The mystery of sleep (or the lack thereof)
September 20, 2021
I scarcely experience sleepless nights. After the periodic natural loss of consciousness overtakes my body for a couple of hours, I sometimes find my eyes forced open from a bad dream during my rem cycle or the pain in my stomach that accompanies a feeling telling me something is not right. On these occasions, I usually awaken to find my 5’6” body curled into a tiny ball, taking up only two square feet of the queen-sized bed I spend nearly every night in. As restless and disturbing hours of the evening precede me, I suddenly remember everything I have yet to check off my to-do list and my mind races with the dreadful thought of how tired I am going to be the next morning. Stress consumes me, and the routine of my body’s circadian rhythm is thrown off for yet another day. I plead with my mind to sleep, but my request is denied.
As my heart rate finally begins to level off and I start to watch the clock pass by, irrational thoughts are now beginning to plague my mind. I overanalyze the creation and vastness of the galaxies, petrifying depths of the ocean and the inner substances of the Earth. I question the latent content of my nightmare, trying to rationalize through all of the ways it could apply to my life. I know that psychologists theorize that eight in 10 dreams are marked by one negative emotion or event, so what was the one that troubled mine? I think about every humiliating interaction I have ever had or every mistake I have ever made, and wonder what I could have possibly been put on this earth to do in life. Still, sleep is the only thing that I want to fulfill me.
After I have racked every inch of my brain for hours, I try just laying there, thoughtless. My eyes shut again and the typical procedure repeats itself. I change the positions of my arms and legs, flip my pillow over to the cold side and finally shove the plethora of blankets off my body. When none of this works, I drag myself to the bathroom to brush my teeth, hoping this will in some way trick my brain into insinuating my body to rest, but yet another hour ticks by and my old friend is nowhere to be found. My mind and body become a slave to sleep, craving it like a drug and longing for its simplistic regularity to return to me.

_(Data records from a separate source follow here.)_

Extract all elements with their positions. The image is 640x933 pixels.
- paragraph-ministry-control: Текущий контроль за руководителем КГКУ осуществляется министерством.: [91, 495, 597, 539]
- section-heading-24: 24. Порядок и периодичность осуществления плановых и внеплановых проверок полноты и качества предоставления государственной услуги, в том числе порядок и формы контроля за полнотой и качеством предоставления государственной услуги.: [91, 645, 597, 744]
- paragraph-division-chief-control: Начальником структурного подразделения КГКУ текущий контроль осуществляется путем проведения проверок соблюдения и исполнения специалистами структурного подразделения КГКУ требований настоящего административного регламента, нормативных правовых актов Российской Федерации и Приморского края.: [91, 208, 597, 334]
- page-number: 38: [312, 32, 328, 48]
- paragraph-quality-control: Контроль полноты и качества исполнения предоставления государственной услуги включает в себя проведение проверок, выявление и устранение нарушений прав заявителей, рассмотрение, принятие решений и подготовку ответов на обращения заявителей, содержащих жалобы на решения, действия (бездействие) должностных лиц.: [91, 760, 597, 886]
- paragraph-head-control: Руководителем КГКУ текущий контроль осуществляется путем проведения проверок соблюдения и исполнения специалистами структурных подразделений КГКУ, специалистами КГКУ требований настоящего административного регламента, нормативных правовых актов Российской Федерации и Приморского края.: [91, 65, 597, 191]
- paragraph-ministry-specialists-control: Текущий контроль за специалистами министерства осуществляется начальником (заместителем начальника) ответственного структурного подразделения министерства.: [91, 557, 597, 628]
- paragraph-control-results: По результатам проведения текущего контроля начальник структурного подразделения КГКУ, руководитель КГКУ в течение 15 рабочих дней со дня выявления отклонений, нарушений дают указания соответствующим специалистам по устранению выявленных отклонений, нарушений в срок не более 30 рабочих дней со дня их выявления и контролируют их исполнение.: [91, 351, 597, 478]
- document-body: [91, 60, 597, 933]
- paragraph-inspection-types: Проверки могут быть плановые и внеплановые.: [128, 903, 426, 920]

Although this temporary insomnia seems like a curse and often occurs on the worst of occasions, it is a process that reminds me I am only human. Just one out of 7.9 billion people on this planet, who right now happens to be exacerbated over a loss of rest. I ultimately realize this deprivation is out of my control. I am merely a pawn in the daunting chess match of sleep, or lack thereof. There is nothing I can do… and just like that, my eyes doze off and I awaken to another morning.